Hybridisation Schemes for Communication Satellite Payload Configuration Optimisation     Apostolos Stathatkis, Gregoire Danoy, El-Ghazali Talbi, Pascal Bouvry, Gianluigi Morelli
The increasing complexity of current telecommunication satellite payloads has made their manual management a difficult and error prone task. As a consequence, efficient optimisation techniques are required to help engineers to configure and reconfigure the payload. Recent works focusing on exact approaches faced scalability issues while metaheuristics provided unsatisfactory solution quality. This work therefore proposes three hybridisation schemes that combine both metaheuristics and an exact method. Experimental results on realistic payload sizes demonstrate the advantage of those approaches in terms of efficiency and scalability within a strict operational time constraint of ten minutes on a single CPU core.

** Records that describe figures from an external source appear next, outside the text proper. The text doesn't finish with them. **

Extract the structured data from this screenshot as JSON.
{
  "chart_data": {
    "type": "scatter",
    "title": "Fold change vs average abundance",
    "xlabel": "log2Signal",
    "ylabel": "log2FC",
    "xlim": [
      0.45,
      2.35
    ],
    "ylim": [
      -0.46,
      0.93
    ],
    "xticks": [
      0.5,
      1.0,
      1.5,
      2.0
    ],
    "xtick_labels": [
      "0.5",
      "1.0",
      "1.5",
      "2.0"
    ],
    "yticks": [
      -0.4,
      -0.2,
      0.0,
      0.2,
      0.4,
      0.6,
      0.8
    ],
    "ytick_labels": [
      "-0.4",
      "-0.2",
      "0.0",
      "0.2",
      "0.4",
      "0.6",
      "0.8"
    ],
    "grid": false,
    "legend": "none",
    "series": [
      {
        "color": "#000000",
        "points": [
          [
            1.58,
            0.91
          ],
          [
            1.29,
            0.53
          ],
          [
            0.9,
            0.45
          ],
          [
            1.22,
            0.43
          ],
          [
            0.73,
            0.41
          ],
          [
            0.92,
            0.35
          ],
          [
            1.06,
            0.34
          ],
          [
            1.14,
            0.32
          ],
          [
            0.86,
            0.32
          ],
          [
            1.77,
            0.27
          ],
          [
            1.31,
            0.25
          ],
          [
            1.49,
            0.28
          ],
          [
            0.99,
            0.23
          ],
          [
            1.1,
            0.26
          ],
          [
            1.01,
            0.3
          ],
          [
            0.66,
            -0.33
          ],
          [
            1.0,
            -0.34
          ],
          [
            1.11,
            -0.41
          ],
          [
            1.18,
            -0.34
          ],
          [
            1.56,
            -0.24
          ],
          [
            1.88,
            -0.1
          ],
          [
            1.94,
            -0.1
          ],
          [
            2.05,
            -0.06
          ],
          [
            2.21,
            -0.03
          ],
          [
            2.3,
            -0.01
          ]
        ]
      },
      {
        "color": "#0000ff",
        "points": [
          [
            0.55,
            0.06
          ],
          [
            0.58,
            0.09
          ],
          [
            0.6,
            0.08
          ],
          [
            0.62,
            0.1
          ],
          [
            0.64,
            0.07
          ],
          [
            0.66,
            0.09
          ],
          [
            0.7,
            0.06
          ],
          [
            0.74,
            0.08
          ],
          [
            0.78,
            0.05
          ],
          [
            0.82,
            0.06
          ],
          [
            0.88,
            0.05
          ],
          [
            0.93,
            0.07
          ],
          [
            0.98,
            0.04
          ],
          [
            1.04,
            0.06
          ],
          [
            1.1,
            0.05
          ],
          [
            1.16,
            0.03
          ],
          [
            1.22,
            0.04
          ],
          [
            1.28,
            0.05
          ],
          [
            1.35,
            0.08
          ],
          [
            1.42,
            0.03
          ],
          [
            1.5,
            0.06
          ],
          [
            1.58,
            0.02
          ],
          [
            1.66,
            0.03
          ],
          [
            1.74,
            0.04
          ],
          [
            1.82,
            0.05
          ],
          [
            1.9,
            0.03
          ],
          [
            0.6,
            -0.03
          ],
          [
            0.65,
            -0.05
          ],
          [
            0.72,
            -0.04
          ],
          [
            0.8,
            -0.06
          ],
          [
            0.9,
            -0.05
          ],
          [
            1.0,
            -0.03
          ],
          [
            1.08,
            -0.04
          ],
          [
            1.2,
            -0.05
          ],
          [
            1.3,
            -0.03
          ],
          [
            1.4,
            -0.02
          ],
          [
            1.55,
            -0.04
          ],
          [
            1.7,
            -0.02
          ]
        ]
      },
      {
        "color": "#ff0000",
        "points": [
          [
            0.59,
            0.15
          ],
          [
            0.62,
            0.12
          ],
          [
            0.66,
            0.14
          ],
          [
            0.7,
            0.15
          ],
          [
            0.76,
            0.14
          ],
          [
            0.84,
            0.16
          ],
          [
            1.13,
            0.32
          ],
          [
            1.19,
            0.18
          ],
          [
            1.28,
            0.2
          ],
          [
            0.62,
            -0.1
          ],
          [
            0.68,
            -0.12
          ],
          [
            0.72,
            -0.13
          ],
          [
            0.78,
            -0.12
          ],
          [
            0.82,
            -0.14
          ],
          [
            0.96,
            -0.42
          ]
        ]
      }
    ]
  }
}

Hyper-Heuristics for Online UAV Path Planning under Imperfect Information     Engin Akar, Haluk Topcuoglu, Murat Ermis
Hyper-heuristic techniques are problem independent meta-heuristics that automate the process of selecting a set of given low-level heuristics. Online path planning in an uncertain or unknown environment is one of the challenging problems for autonomous unmanned aerial vehicles (UAVs). This paper presents a hyper-heuristic approach to develop a 3-D online path planning for unmanned aerial vehicle (UAV) navigation under sensing uncertainty. The information regarding the state of a UAV is obtained from on-board sensors during the execution of a navigation plan. The trajectory of a UAV at each region is represented with B-spline curves, which is constructed by a set of dynamic control points. Experimental study performed on various terrains with different characteristics validates the usage of hyper-heuristics for online path planning. Our approach outperforms related work with respect to the quality of solutions and the number of feasible solutions produced.